[漫画] 青い鱗と砂の街 2巻:少女時代の終わりを告げる物語

2015/01/04Comic 漫画, 集英社

青い鱗と砂の街 2 (マーガレットコミックス)
小森 羊仔
青い鱗と砂の街 2

さくっと完結。

前巻でほのめかされていたさまざまな要素、そして今巻の序盤の展開から全作品を通してメルヘンあるいはファンタジーなのかと思いきや、タネを明かせば実はわりとリアルな面も散りばめられた物語だった。

街の大人たちが子供に隠している秘密に関してはたしかに非現実的だったけど、物語の中で時子が体験したできごとはどれも現実で、しかも少女が短期間で体験するには案外ヘビーな内容である。

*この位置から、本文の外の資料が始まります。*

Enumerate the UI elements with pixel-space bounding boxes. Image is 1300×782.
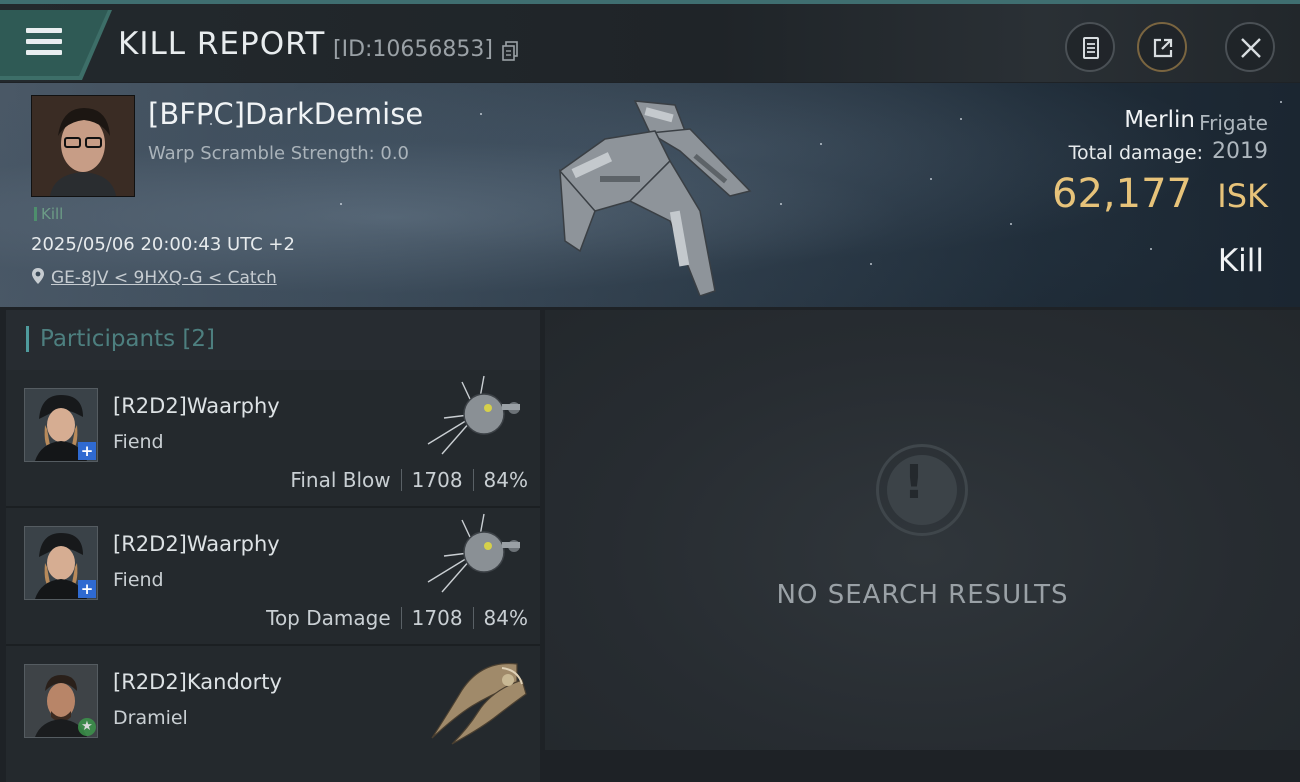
victim-ship-image [559,100,752,296]
participant-ship: Dramiel [113,707,188,729]
victim-portrait[interactable] [31,95,135,197]
participant-name[interactable]: [R2D2]Waarphy [113,394,280,418]
report-id: [ID:10656853] [333,37,493,62]
participants-panel: Participants [2] + [R2D2]Waarphy Fiend F… [6,310,540,782]
location-pin-icon [32,268,44,284]
page-title: KILL REPORT [118,26,326,62]
total-damage-value: 2019 [1212,139,1268,164]
star-icon: ★ [78,718,96,736]
participant-name[interactable]: [R2D2]Waarphy [113,532,280,556]
participant-row[interactable]: + [R2D2]Waarphy Fiend Top Damage 1708 84% [6,508,540,646]
close-button[interactable] [1225,22,1275,72]
victim-banner: [BFPC]DarkDemise Warp Scramble Strength:… [0,83,1300,307]
stat-damage: 1708 [411,606,463,630]
participant-ship: Fiend [113,569,164,591]
participants-header: Participants [2] [6,310,540,370]
participant-row[interactable]: ★ [R2D2]Kandorty Dramiel [6,646,540,782]
participants-title: Participants [2] [40,326,215,352]
participant-ship: Fiend [113,431,164,453]
plus-icon: + [78,442,96,460]
share-button[interactable] [1137,22,1187,72]
participant-avatar[interactable]: + [24,526,98,600]
participant-avatar[interactable]: + [24,388,98,462]
dramiel-ship-image [431,662,527,745]
kill-tag: Kill [34,205,63,223]
victim-ship-name: Merlin [1124,107,1195,133]
document-icon [1083,37,1099,59]
victim-name[interactable]: [BFPC]DarkDemise [148,97,423,131]
plus-icon: + [78,580,96,598]
location-link[interactable]: GE-8JV < 9HXQ-G < Catch [51,268,277,288]
stat-label: Final Blow [290,468,391,492]
warp-scramble-strength: Warp Scramble Strength: 0.0 [148,143,410,164]
menu-button[interactable] [0,10,112,80]
hamburger-icon [26,28,62,60]
stat-percent: 84% [483,468,528,492]
participant-stats: Final Blow 1708 84% [290,468,528,492]
stat-percent: 84% [483,606,528,630]
participant-avatar[interactable]: ★ [24,664,98,738]
participant-stats: Top Damage 1708 84% [266,606,528,630]
exclamation-icon: ! [876,444,968,536]
victim-ship-class: Frigate [1199,111,1268,135]
no-results-text: NO SEARCH RESULTS [776,580,1069,610]
fiend-ship-image [427,375,520,455]
stat-label: Top Damage [266,606,391,630]
total-damage-label: Total damage: [1068,142,1203,164]
report-document-button[interactable] [1065,22,1115,72]
isk-value: 62,177 [1052,171,1192,217]
fiend-ship-image [427,513,520,593]
kill-datetime: 2025/05/06 20:00:43 UTC +2 [31,234,295,255]
close-icon [1241,38,1261,58]
participant-name[interactable]: [R2D2]Kandorty [113,670,282,694]
participant-row[interactable]: + [R2D2]Waarphy Fiend Final Blow 1708 84% [6,370,540,508]
kill-result: Kill [1217,243,1264,279]
stat-damage: 1708 [411,468,463,492]
header-bar: KILL REPORT [ID:10656853] [0,4,1300,82]
results-panel: ! NO SEARCH RESULTS [545,310,1300,750]
kill-location[interactable]: GE-8JV < 9HXQ-G < Catch [31,267,277,288]
share-icon [1153,38,1173,58]
copy-icon[interactable] [502,41,518,61]
isk-unit: ISK [1217,177,1268,215]
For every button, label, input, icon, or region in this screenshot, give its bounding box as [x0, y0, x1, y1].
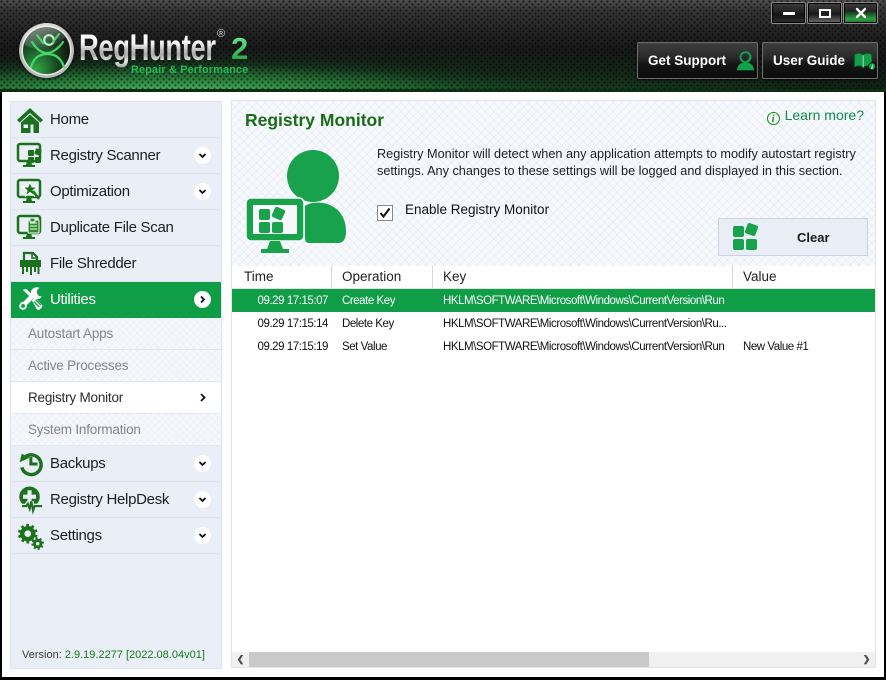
- svg-text:i: i: [871, 64, 873, 71]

とはいえ、絵柄のおかげでだいぶマイルドな仕上がりになっている。田舎体験がある人には自身の記憶や体験と重なるところがあるだろうし、田舎を知らない人には想像で思い描くようなノスタルジーにあふれているように思う。ちょっと不思議な、でも100%空想というわけでもない世界。けっして大団円ではないけれど、少女時代の終わりを告げる物語としてはスッとする読後感がある。

ということで、絵柄に抵抗がなければぜひ。個人的に小森羊仔作品はこれで2連続ヒットなので、今から次回作にも期待大だ。